Quant aux différences qui distinguent le Glossaire actuel du Glossaire publié il y a vingt-quatre ans, elles portent sur les étymologies, les remarques grammaticales, le nombre et l'explication des mots. L'ancien Glossaire avait tiré du celtique ses principales origines; le nouveau s'est abstenu de remonter à cette source plus ou moins équivoque. L'ancien Glossaire avait abondé dans les observations souvent élémentaires de grammaire et de syntaxe; le nouveau Glossaire a été très-sobre de remarques de ce genre, parce que les grammaires suffisent à éclairer sur cette matière ceux qui veulent s'instruire. L'ancien Glossaire n'avait guère plus de deux mille mots, le nouveau en compte plus de quatre mille. Enfin, les mots de l'ancien Glossaire, que l'on a conservés dans celui-ci, ont reçu, quant à ce qui concerne l'explication et l'emploi de chaque terme, une rédaction nouvelle. Un très-petit nombre d'articles de peu d'importance ont été seuls reproduits sans changement.
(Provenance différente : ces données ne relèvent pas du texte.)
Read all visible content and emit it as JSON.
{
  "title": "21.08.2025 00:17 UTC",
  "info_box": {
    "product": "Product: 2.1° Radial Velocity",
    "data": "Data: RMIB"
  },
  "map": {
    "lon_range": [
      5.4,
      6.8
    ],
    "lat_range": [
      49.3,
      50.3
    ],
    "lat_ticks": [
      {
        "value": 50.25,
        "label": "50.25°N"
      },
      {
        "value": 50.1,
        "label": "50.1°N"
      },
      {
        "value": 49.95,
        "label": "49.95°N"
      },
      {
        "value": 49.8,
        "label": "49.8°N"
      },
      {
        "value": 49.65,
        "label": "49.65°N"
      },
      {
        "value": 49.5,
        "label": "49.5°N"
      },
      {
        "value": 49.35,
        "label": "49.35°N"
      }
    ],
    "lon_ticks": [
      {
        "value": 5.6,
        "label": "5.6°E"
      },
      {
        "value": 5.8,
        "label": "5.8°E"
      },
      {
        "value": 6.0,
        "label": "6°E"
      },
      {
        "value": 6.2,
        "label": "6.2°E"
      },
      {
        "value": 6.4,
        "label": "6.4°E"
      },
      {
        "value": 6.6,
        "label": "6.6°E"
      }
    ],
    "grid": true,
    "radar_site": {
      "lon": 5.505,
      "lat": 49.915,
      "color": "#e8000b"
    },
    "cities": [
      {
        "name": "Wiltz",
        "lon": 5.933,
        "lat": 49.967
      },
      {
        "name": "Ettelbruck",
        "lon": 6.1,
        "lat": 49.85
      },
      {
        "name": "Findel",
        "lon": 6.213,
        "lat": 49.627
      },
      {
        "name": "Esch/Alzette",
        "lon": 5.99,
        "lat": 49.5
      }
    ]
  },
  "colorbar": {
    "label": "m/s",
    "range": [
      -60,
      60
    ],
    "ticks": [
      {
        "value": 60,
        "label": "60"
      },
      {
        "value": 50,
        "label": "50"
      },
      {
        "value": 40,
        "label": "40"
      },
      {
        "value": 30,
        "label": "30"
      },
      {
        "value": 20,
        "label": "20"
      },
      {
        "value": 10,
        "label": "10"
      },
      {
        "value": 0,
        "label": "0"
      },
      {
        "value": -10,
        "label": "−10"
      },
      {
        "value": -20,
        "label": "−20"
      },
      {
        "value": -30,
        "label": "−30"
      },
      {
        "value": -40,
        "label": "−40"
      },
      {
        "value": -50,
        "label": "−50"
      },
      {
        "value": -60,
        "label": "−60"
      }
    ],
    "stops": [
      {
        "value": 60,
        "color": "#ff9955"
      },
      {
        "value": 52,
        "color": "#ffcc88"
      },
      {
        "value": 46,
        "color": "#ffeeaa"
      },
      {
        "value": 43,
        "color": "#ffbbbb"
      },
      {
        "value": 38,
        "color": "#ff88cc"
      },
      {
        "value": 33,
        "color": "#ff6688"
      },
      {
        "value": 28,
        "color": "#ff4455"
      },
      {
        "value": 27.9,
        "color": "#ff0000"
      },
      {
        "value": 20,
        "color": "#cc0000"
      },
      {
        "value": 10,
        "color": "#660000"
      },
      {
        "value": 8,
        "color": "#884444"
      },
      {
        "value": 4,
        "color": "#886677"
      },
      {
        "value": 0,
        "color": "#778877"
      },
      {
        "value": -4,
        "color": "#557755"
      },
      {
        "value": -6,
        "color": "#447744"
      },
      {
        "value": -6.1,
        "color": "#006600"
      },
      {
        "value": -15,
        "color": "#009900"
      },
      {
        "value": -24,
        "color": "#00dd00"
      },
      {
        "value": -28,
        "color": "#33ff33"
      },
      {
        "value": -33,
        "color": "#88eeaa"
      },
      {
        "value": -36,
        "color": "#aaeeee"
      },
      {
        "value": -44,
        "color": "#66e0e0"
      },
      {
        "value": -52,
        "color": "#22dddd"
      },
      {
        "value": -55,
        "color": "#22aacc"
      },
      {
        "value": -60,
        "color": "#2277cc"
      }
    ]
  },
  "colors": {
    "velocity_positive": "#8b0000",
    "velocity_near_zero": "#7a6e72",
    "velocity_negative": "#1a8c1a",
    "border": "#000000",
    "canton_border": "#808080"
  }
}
L'auteur voulait ensuite examiner les objections et les reproches dont il craignait que le choix et le fond même de son travail ne fussent l'objet. Il présumait que l'on regarderait comme puérile ou comme dangereuse l'entreprise de recueillir et de fixer les termes barbares ou vicieux de l'idiome genevois. Il aurait cherché à démontrer que ni ce mépris, ni cette inquiétude n'ont un solide fondement. A cette occasion, il aurait rappelé le favorable accueil déjà fait parmi nous au précédent Glossaire, et il aurait indiqué le grand nombre de travaux analogues, entrepris depuis quelques années sur les divers dialectes français. Il aurait fait observer que la connaissance de toutes ces variétés du langage sert à l'intelligence de la bonne langue française, et que des littérateurs du premier ordre, Charles Nodier, par exemple, ont signalé l'intérêt et l'utilité de ce genre de recherches. Il aurait montré que plusieurs des mots que nous employons, et qui sont tenus pour barbares, sont autant de débris de l'ancien français, restés parmi nous comme les traînards d'une armée en marche. A ce propos, il aurait présenté quelques remarques sur les transformations que subissent incessamment les langues vivantes, et il aurait cherché à éclaircir les origines du vocabulaire genevois. Il aurait montré qu'un grand nombre des expressions usitées parmi nous sont également employées dans la Suisse romane, en Savoie, en Franche-Comté et dans le midi de la France. Il aurait indiqué comment l'emploi de plusieurs des termes genevois est, en quelque sorte, justifié par la nécessité où nous sommes de désigner ainsi des objets qui n'existent pas hors de notre pays. Il aurait fait ressortir le caractère expressif, énergique, ou gracieux, de quelques-uns de nos mots, qui n'ont pas, dans le français classique, de véritable équivalent. Enfin, il se serait élevé contre le purisme exagéré qui voudrait bannir de la conversation familière toutes nos locutions indigènes; mais il aurait, en même temps, signalé les barbarismes grossiers, les erreurs de syntaxe et les fautes de prononciation, comme les défauts véritablement choquants, dont nous devons chercher à purger notre langage.